Мой работодатель сел, потер лицо и сморщился, и я подумал, что он плоховато выглядит. Не спал в урочный час? Или его, помимо сомнений, мучила какая-то хроническая болячка? Мигрень? Болел живот, ныла совесть?
– Что, если нам просто написать: в таком-то году женился на И. М. Васильевой… э-э-э… которая… которая…
– Можно как в энциклопедии, – сухо подсказал я. – Если персона не представляет интереса для… э-э-э… – я тоже начал тянуть резину, соображая на ходу, как бы деликатнее скруглить неделикатный момент, – для читателей… – я все-таки выкрутился! – э-э-э… можно просто написать в скобках дату рождения, прочерк и дату смерти. Все! И начать новую главу или абзац.
– Да… – задумчиво произнес Ник Ник. – Это идея хорошая… Пожалуй, так и сделаем. Фамилия, инициалы, затем две даты – и между ними прочерк. Просто прочерк. Как… как в энциклопедии…
«И как в жизни, – мрачно подумал я. – Точно как в жизни! Две даты и между ними – прочерк. Как у большинства. Кладбище. Все там будем… И только некоторые кроме кладбища останутся еще и в энциклопедии. Или в учебниках. Да и то ненадолго. Порой даже память о тех, которые попадают в энциклопедии, гораздо скоротечнее скорби о ничем не отличившихся, но родных и близких людях. Интересы человечества слишком быстро меняются. Уходят люди, становятся неактуальными даты, устаревают энциклопедии… Да и кладбища рано или поздно ровняют с землей, и на их месте разбивают парки или строят парковки… Вечны только прочерки. Только прочерки. Одни лишь прочерки!»
Она не отдала ему перстень с красным камнем. Сказала, что Пьетро, по всей вероятности, спустил его в кости. Она была так расстроена, что не смогла принести безделицу, стоившую так много… Если бы она узнала об этом раньше, то спрятала бы кольцо там, где муж не нашел бы его! У нее даже слезы навернулись на глаза – настоящие слезы, и ростовщик смягчился. Вряд ли старый лис дал бы ей столько за то, что она выложила перед ним в этот раз, если бы не имел на нее виды и не думал о собственной будущей выгоде.

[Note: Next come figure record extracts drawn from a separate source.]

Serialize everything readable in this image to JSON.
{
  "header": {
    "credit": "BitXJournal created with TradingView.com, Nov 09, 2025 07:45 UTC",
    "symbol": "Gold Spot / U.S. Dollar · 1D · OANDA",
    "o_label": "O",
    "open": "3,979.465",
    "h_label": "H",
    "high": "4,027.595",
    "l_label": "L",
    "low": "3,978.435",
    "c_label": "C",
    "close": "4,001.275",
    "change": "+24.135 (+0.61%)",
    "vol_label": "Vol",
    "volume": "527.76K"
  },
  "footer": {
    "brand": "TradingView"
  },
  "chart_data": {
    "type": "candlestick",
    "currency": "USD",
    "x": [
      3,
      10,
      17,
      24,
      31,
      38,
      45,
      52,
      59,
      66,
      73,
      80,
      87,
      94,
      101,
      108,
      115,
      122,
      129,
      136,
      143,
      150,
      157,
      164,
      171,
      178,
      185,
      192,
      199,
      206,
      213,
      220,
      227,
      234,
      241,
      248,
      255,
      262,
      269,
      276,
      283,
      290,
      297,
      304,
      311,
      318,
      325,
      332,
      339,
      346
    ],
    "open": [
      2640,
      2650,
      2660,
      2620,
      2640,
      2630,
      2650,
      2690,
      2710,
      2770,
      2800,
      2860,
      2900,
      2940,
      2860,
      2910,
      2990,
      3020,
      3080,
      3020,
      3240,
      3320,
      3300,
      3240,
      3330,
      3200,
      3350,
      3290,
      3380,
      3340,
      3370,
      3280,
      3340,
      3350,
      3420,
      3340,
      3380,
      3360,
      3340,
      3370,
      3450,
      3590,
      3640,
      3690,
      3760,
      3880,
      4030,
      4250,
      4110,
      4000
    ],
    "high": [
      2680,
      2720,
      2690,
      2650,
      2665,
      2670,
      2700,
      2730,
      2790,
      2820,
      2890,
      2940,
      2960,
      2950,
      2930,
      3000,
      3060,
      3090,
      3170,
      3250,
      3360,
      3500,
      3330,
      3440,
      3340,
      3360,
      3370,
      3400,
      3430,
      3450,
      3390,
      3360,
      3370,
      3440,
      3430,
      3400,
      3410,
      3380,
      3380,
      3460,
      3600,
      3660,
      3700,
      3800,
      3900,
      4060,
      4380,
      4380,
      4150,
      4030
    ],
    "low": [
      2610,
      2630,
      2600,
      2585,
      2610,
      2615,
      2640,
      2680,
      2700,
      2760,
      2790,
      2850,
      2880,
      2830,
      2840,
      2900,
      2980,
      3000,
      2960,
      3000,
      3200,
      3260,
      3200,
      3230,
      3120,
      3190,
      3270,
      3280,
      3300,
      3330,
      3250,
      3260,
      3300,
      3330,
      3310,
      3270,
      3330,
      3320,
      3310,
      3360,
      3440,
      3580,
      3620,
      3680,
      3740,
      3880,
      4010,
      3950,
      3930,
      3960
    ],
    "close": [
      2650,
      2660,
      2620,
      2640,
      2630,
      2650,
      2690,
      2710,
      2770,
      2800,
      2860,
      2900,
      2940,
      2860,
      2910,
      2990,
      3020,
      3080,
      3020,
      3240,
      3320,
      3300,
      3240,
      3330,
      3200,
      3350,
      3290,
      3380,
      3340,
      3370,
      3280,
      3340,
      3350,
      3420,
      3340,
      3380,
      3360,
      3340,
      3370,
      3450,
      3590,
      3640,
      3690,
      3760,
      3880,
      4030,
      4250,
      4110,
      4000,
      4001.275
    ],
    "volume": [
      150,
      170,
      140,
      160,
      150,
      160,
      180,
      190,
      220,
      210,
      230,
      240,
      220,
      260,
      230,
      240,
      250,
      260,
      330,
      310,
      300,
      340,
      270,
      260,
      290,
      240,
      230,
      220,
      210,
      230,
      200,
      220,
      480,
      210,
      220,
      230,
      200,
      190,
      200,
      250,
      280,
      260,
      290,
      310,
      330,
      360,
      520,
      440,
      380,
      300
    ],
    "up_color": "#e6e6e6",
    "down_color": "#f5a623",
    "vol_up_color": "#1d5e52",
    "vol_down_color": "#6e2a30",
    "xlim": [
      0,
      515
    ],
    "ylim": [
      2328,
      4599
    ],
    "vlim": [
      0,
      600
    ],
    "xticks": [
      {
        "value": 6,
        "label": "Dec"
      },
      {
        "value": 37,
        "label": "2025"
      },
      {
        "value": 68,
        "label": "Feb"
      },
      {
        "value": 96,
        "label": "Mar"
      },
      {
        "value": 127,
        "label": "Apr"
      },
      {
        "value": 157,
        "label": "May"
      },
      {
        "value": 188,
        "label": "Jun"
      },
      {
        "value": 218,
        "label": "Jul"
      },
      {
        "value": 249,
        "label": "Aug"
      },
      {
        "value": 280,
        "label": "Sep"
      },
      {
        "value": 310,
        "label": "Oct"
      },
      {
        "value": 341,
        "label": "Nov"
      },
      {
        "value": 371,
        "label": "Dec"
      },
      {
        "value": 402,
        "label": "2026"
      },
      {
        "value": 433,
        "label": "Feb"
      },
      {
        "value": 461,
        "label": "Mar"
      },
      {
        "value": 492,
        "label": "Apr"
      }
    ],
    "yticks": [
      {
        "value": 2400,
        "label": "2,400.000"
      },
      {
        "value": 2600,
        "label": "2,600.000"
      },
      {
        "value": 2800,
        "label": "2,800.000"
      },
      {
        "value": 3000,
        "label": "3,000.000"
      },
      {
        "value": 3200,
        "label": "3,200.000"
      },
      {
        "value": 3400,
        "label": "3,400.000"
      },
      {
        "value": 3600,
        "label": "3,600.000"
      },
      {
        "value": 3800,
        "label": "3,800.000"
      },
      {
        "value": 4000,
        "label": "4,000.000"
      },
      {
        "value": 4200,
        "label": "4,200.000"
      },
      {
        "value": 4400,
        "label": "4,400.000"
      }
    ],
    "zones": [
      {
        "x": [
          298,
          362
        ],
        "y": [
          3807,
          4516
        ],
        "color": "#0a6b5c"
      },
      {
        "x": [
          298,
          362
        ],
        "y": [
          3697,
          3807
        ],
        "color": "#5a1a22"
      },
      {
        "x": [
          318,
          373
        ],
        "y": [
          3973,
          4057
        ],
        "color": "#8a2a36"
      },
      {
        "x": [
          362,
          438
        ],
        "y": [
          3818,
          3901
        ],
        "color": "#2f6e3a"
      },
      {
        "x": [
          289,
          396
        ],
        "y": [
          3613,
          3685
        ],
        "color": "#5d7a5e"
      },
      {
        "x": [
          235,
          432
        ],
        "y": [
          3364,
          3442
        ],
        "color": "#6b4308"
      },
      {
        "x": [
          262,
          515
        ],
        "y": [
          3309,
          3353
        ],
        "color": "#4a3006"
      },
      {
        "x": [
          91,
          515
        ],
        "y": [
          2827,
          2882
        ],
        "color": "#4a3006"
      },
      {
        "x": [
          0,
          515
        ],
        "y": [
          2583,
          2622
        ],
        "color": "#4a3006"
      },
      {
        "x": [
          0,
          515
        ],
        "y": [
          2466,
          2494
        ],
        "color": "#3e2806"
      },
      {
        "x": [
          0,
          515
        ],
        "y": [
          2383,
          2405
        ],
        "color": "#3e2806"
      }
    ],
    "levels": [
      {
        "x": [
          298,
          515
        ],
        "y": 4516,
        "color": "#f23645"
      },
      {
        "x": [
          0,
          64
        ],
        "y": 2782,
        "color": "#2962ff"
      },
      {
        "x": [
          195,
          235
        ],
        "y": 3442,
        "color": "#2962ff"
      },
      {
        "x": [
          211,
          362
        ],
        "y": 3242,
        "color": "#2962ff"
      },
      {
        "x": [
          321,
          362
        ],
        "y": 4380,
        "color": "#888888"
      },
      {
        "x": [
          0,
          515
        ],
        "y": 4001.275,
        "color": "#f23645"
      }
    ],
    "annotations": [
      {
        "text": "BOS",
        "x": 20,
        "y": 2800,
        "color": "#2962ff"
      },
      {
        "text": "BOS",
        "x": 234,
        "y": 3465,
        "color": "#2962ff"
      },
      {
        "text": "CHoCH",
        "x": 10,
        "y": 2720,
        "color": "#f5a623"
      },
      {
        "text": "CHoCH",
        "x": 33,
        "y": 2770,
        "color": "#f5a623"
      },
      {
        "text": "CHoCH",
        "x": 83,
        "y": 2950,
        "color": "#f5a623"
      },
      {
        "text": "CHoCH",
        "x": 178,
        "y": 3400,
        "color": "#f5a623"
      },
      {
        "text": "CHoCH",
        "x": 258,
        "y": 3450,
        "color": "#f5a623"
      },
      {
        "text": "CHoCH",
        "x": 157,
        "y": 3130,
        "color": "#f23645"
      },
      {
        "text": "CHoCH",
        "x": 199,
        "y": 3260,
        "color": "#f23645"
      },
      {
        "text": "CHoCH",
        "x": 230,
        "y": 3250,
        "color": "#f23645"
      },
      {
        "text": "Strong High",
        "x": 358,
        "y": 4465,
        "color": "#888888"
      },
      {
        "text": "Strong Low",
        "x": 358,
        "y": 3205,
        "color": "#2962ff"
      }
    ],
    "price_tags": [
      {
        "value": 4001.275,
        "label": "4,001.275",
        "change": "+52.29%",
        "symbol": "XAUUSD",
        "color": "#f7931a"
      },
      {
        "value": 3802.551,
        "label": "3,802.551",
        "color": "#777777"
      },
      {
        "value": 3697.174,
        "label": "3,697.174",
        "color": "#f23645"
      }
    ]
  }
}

Бьянка наняла кухарку, прачку и, поразмыслив немного, сторговалась еще и с соседской девчонкой – ухаживать за лежачей больной, мести полы и бегать в лавку – за небольшую мзду, так как опыта у той не было. Обещала наградные к праздникам и хорошую рекомендацию – и неизбалованная дурочка согласилась.
Две недели Бьянка отъедалась и отсыпалась, умывалась настоем лилии и отбеливала кожу. Сшила два платья и полдюжины нижних сорочек – на большее денег не хватило, потому что на тканях, отделке и лучшей в городе портнихе она не экономила. Да и вряд ли ей понадобится больше нарядов, если герцог ее заметит!
Она выгоняла из комнаты крикливое потомство Бонавентури, запирала двери на засов и сводила волосы на теле, выщипывала брови, полировала ногти, терла пемзой загрубевшие подошвы ног, мыла волосы и наводила на них блеск с помощью желе из айвового семени. Зеркало говорило ей правду – она и впрямь была колдуньей: настолько быстро, прямо на глазах ей удалось похорошеть и расцвести. Ростовщик не узнал ее в прекрасной даме, явившейся с его запиской в руках, переданной ей тощим оборвышем из еврейского квартала.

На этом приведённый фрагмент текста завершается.